I also have trouble making friends and keeping them since early childhood, so nothing about socialization is easy and mostly a challenge that feel like the olympics. It's hard for me to impress people, but I try, but at the same time, I feel like I'm not being myself that way.
People would say, "Be yourself and people will love you for who you are!", but for me, it always turns out people finding me odd or "cringe", then ignoring me and pretend they don't know me anymore. Sometimes I feel like that piece of advice is really useless for someone like me.
I try to fit in to many groups with little to no success. Most people would think I'm alright for a little while until they want nothing to do with me. Being on the Fediverse is a BIG emphasis on this problem I have my entire life and rubs it in my face. People will never find someone like me interesting, because I AM NOT interesting to begin with, and it just proves it to me in the face. A sad reality. I join many instances to bypass the Fediblock and try to meet anyone, but I just feel like a ghost. I even say things just to impress people that I don't fully mean. Doing that only makes other people not want to be around me.
I think the Fediverse is just as unhealthy as any other social media online for obvious reasons, it's social media. People do things to get attention and be on the algorithm, but since there's no algorithm, you are more desperate. Social media is everything I hate for the longest time, and no wonder I never used it much when I was under 18, it sucks at your soul and make you feel like nothing.

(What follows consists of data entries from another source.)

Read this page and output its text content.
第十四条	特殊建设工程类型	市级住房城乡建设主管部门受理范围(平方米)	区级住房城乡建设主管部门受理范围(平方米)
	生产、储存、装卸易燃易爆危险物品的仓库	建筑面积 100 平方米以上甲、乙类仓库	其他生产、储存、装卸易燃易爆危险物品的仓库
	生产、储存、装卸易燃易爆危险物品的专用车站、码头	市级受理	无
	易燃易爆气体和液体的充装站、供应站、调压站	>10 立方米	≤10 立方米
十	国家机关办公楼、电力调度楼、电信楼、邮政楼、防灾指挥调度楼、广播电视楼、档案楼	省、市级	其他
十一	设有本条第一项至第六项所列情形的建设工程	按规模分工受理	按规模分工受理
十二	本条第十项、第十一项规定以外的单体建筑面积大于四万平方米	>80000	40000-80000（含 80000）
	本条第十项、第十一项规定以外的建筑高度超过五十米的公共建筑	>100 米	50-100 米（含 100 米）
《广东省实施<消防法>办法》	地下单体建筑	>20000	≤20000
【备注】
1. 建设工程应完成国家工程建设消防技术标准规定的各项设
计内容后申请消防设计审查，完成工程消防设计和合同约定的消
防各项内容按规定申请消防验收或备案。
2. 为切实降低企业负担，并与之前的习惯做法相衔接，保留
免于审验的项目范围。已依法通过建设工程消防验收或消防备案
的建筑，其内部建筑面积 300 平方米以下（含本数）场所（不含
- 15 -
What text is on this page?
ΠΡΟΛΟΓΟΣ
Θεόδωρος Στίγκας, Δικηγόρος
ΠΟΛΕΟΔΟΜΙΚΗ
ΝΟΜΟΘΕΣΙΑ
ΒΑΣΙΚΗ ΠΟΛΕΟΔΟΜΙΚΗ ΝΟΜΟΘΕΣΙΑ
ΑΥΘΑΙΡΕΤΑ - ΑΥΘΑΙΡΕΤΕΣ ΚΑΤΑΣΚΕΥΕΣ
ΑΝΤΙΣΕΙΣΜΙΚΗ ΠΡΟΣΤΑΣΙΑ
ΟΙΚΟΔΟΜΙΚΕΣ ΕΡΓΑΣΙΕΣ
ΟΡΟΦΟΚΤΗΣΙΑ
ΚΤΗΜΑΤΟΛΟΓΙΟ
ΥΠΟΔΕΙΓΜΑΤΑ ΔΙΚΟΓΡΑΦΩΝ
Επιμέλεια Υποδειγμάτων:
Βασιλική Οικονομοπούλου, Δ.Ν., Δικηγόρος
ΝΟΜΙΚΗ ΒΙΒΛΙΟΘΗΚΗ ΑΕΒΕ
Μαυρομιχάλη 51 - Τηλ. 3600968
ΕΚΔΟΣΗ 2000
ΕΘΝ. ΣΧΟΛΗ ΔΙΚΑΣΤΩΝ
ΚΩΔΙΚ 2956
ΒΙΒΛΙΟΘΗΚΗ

It only made me feel like I'll never belong anywhere in this world, it made me become different kinds of people all at once because I don't know which version of me people will like more. It made me more broken of a living being than I ever was.
What I really want in my life is to find my true self. I want to dress in different ways to see what screams "me" for once. Change my hair color even. Have a different name. Try out new interests. I want to figure out my entire identity, something that people in my life have never wanted me to do. I don't care what people on the internet will think of me(especially on THAT part of Fedi, but to be honest, ALL of Fedi at this point due to extremists on all sides want to dictate what people can or can't think of do with themselves or you're a bigot or a libtard).
I don't care about politics and activism. I don't care about how much a small group think Hitler is a saint. I want to be happy with myself and live in peace.